Q: I plan to buy a copy of Great Contemporaries, but remain undecided: is the revised edition with four new essays the best choice? —GILBERT MICHAUD, QUEBEC

A: If you’re going to own only one copy, definitely get the revised edition, for the sake of completeness: it adds four essays, on Fisher, Parnell, Roosevelt and Baden-Powell. Among first editions, both the 1937 and 1938 volumes are rare and pricey in fine jacketed condition, though ordinary worn copies have remained reasonably priced. If the 1930s originals are beyond your means, look for the very inexpensive postwar editions by Odhams, which contain all the 1938 essays. Avoid wartime editions by Macmillan or the Reprint Society, which eliminate Roosevelt, Trotsky and Savinkov out of political considerations for Churchill’s wartime allies.

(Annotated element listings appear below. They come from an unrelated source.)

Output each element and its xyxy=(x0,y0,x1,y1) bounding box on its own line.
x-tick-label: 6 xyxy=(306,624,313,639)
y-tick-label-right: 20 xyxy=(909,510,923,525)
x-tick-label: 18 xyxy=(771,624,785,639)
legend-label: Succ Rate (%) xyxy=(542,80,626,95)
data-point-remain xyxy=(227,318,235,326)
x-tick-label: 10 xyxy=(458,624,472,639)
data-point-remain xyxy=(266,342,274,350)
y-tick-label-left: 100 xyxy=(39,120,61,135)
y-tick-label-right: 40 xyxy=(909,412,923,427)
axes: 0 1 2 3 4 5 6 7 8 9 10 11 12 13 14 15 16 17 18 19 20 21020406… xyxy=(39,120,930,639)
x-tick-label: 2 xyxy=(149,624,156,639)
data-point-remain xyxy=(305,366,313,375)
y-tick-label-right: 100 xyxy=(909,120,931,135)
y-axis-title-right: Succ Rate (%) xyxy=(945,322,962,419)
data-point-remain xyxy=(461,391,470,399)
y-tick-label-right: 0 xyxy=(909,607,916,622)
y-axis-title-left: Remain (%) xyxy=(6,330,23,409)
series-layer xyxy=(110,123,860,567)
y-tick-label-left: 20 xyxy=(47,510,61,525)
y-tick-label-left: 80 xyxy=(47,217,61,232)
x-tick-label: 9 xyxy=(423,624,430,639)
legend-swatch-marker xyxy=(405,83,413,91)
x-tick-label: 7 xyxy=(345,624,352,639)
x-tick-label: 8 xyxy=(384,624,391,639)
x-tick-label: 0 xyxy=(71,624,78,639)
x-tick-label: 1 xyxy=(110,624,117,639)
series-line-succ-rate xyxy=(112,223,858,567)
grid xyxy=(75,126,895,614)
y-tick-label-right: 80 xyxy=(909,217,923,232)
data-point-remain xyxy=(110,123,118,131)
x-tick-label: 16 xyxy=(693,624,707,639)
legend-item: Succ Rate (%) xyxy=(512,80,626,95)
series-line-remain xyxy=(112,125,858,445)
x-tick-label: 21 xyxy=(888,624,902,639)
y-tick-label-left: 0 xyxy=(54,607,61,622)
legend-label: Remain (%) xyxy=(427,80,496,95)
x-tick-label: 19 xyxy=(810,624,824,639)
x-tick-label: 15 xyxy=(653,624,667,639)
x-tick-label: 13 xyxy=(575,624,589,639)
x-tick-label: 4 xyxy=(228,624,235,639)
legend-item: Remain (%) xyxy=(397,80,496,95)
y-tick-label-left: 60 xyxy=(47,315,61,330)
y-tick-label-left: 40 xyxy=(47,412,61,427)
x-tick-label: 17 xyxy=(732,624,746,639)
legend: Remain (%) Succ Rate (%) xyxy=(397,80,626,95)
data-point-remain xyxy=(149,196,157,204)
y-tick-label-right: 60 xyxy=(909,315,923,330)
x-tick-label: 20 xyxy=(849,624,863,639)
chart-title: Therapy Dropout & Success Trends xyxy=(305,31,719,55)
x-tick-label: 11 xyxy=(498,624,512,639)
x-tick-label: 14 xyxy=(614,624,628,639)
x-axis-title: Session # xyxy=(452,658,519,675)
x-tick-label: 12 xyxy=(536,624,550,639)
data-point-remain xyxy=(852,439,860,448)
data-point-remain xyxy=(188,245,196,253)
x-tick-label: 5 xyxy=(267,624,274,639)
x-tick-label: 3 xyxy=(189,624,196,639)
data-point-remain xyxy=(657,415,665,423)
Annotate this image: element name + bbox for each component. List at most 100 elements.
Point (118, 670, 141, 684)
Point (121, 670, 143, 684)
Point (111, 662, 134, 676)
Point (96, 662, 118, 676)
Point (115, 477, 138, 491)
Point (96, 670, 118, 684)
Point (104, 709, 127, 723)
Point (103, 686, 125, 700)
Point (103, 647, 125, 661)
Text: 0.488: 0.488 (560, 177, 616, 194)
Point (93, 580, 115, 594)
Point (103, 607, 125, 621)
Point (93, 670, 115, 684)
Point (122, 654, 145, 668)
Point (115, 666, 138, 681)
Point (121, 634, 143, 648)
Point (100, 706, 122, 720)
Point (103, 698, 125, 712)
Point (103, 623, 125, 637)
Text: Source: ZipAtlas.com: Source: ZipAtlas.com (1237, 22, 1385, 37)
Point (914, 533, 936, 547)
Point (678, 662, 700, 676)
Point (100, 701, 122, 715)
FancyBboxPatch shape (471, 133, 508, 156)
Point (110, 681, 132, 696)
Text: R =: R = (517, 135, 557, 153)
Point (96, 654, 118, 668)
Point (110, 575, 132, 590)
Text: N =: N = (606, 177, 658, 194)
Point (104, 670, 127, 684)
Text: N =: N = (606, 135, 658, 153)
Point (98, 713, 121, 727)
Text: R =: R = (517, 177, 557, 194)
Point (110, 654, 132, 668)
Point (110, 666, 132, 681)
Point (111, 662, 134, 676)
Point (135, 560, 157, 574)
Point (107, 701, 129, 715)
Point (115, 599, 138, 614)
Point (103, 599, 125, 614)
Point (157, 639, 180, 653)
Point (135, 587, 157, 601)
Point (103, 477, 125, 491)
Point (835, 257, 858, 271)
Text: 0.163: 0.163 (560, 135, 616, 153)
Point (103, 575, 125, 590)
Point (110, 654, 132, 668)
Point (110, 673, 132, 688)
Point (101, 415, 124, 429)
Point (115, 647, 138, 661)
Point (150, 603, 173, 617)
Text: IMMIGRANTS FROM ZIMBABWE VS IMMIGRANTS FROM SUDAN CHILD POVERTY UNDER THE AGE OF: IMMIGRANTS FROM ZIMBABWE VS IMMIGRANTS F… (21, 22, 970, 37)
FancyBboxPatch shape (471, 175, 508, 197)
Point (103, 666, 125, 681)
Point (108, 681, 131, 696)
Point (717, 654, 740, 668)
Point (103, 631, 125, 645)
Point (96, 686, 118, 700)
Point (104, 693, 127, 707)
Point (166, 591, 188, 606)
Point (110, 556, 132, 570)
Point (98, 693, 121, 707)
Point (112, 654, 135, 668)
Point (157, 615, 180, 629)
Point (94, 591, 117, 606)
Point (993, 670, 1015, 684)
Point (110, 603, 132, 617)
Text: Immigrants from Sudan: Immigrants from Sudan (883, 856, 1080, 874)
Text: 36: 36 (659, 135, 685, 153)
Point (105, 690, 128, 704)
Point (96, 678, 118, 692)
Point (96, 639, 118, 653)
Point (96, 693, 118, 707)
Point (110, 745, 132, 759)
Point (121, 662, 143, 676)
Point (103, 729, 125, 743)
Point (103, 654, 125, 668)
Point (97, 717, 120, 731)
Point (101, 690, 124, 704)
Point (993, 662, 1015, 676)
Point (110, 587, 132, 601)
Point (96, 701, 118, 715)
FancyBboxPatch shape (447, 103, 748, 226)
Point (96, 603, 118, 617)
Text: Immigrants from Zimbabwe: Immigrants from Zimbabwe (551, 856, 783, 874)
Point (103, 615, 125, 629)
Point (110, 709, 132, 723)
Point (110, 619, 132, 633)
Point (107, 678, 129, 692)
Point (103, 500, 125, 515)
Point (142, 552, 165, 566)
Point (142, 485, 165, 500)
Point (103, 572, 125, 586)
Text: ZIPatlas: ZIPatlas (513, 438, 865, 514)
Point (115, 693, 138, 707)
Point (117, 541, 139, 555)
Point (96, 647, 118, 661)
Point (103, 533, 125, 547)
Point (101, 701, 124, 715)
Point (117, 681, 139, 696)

Also, you need to watch for the new edition due from ISI Books, edited with a new foreword by James Muller, and important footnoting by Muller and Paul Courtenay. This edition will contain five further essays by WSC: H.G. Wells, Charlie Chaplin, Kitchener of Khartoum, King Edward VIII and Rudyard Kipling.

A few notes on Great Contemporaries from Langworth, A Connoisseur’s Guide to the Books of Sir Winston Churchill (1998, 2001): In Bargaining for Supremacy (1977), James R. Leutze accused Churchill of being “oddly unaware of other people’s reactions…not much interest in others.” That charge has stuck, and rare is the Churchill critic who fails to repeat it. The reader of Great Contemporaries will come away with the opposite impression. No one could have written such vivid essays on the great personages of his time without comprehension, understanding and, in some cases, regard.

Take for example the Labour Chancellor of the Exchequer, Philip Snowden, with whom Churchill (the preceding Chancellor) hotly debated all the great issues of socialism vs. capitalism in the 1920s and 1930s. After a lengthy account of their antagonisms, Churchill adds: “…never have I had any feelings towards him which destroyed the impression that he was a generous, true-hearted man….the British Democracy should be proud of Philip Snowden.” A noble tribute—and typical of Churchill.